Published in Proceedings of the 2001 ASEE Annual Conference & Exposition: Albuquerque, New Mexico, June 24, 2001. 7 pages. Copyright © 2001, American Society for Engineering Education. Publisher website: http://www.asee.org.
NOTE: At the time of publication, the author Trevor Harding was not yet affiliated with Cal Poly.
Over the past three decades, academic dishonesty (a.k.a. cheating) has become an increasingly common occurrence among college-aged students, and engineering students are known to be among the most frequent culprits. At most universities, cheating is dealt with after the fact. Few institutions go beyond drafting an academic integrity policy to prevent cheating before it happens. The same situation exists in the classroom.

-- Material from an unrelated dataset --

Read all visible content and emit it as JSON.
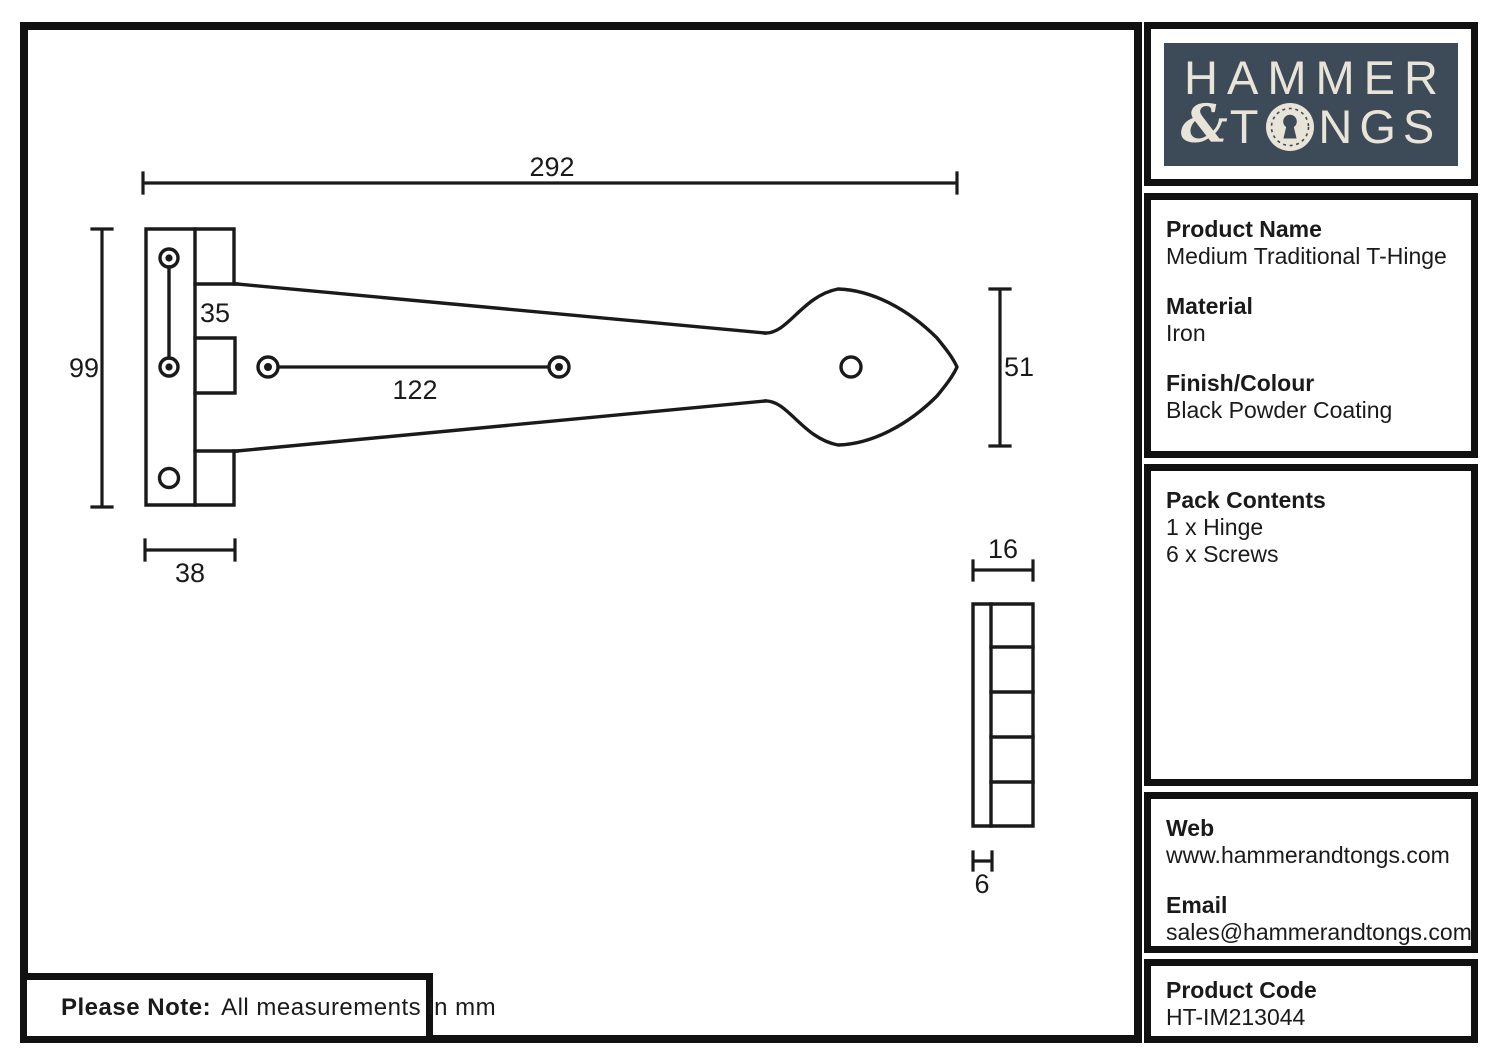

The majority of college professors report doing little or nothing to reduce the frequency of cheating in their classes, usually because of a lack of awareness of its occurrence. And when cheating is observed, faculty overwhelmingly choose to deal with the situation on their own, without resorting to the institution’s policy. Given this scenario, it is the author’s goal to develop useful approaches that help faculty prevent cheating before it occurs. In addition, the author feels that students do not inherently want to cheat. One can therefore assume that there is a set of practical techniques that can be used by faculty to reduce the pressure on students to cheat. This paper focuses on several of these techniques which were developed as a result of research on self-reported student cheating at a private mid-western university. One technique that is highly effective is the use of learning objectives for test construction. Students reported cheating less often on tests since they appeared to be written more fairly. Other techniques include discussing learning theories and engineering ethics in class, allowing students to use reference sheets for closed-book tests and having students work in cooperative learning groups on homework. Discussion will include how to apply these techniques and why they may reduce cheating.